Abstract: Low-fat diet: effect on anthropometrics, blood pressure, glucose, and insulin in older women

Ethn Dis. 2003 Summer;13(3):337-43.

Hall WD, Feng Z, George VA, Lewis CE, Oberman A, Huber M, Fouad M, Cutler JA; Women’s Health Trial: Feasibility Study in Minority Populations.

Department of Medicine, Emory University, Atlanta, Georgia 30324-5402, USA. whall@emory.edu

OBJECTIVE: The Women’s Health Trial: Feasibility Study in Minority Populations (WHT: FSMP) documented that a low-fat diet was associated with a reduced fat intake in older women of diverse ethnic backgrounds. The purpose of the current study was to examine the effect of the low-fat diet on anthropometric and biochemical variables.

DESIGN: Randomized clinical trial in 2,208 postmenopausal women, 50 to 79 years of age.

RESULTS: The decrease in fat intake correlated directly with a decrease in body weight (r=.22, P<.001). After 6 months, the intervention group had an average weight loss of 1.8 kg. Body mass index decreased 0.7 kg/m2. Waist circumference decreased 1.8 cm. All of these changes were statistically significant, compared to changes in the control group (P<.01).
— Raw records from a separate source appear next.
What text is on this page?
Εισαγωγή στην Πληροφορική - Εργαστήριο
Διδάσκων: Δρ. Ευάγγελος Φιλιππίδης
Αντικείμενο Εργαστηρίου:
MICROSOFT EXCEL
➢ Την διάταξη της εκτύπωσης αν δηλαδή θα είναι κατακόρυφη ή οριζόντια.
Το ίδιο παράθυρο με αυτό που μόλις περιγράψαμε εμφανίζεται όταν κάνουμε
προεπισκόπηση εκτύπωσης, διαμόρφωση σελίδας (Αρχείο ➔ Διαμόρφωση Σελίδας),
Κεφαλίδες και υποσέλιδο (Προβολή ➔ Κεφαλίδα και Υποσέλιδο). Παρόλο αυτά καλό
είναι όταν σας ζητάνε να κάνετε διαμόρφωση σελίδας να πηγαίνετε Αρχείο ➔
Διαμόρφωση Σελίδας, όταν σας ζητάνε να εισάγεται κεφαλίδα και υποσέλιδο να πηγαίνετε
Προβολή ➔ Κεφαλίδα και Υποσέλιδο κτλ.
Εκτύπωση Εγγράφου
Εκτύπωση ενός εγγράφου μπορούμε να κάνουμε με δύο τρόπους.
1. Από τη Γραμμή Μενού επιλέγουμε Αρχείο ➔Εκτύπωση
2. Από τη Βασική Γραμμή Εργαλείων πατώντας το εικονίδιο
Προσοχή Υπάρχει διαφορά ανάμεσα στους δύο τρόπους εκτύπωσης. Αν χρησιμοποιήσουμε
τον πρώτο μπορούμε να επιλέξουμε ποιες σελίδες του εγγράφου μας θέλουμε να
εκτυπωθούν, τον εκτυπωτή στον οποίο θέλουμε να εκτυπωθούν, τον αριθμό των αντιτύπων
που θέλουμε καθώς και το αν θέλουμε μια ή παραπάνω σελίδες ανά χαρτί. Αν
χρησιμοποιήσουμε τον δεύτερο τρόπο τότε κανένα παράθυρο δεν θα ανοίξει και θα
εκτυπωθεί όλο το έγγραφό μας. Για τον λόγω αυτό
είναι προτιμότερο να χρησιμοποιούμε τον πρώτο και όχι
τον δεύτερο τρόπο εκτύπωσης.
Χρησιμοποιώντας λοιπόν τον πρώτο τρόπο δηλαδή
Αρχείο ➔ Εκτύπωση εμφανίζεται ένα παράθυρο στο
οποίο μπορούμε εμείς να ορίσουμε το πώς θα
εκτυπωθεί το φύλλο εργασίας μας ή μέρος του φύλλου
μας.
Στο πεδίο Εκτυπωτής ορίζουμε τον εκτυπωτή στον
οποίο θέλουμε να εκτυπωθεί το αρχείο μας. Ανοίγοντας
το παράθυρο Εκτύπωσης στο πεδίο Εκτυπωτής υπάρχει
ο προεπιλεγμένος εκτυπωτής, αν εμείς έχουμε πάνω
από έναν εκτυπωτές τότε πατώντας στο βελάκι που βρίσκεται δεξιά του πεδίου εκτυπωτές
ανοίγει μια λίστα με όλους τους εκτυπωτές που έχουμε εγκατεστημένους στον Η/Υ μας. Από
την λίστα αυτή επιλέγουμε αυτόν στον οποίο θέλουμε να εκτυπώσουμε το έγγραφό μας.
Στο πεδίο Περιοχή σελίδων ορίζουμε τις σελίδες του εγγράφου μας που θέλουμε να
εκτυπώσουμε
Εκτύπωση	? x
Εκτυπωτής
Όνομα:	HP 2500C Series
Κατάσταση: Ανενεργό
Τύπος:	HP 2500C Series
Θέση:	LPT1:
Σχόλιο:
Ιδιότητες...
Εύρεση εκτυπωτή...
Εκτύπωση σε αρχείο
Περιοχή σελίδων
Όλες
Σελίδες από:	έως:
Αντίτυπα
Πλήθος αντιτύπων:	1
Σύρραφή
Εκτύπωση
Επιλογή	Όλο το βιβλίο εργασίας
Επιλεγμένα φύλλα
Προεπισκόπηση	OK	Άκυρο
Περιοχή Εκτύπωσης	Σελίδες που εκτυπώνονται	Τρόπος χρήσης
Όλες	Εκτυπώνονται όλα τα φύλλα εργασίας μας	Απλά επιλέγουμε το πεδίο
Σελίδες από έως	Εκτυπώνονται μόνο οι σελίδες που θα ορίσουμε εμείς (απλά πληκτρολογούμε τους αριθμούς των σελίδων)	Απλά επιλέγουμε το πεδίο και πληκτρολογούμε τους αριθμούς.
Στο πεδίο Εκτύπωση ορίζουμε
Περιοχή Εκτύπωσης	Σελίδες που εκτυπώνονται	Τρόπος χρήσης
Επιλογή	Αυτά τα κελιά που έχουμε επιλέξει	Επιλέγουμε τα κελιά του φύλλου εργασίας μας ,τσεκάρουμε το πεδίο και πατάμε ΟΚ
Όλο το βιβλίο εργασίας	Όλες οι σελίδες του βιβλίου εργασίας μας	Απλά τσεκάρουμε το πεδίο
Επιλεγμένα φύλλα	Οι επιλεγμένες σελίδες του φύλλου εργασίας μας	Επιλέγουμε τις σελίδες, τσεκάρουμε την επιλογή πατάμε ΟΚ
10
Changes in systolic (-3.1 mm Hg) and diastolic (-1.1 mm Hg) blood pressures (BP) occurred in the intervention group. The decrease in systolic BP reached statistical significance (P=.02), relative to the control group. Decreases in plasma glucose were small (-0.2 mmol/L) in the intervention group, although there was a trend for difference from the control group (P=.11). Decreases in serum insulin levels were small (-0.5 microIU/mL) in the intervention group, although there was, again, a trend for difference from the control group.

CONCLUSIONS: In older White, Black, and Hispanic women, a long-term low-fat dietary intervention was accompanied by modest, but statistically significant, decreases in body weight and anthropometric indices, without any particular attempt being made to reduce calories. Changes in glucose and insulin were small. The long-term biological significance of the glucose and insulin changes is unknown.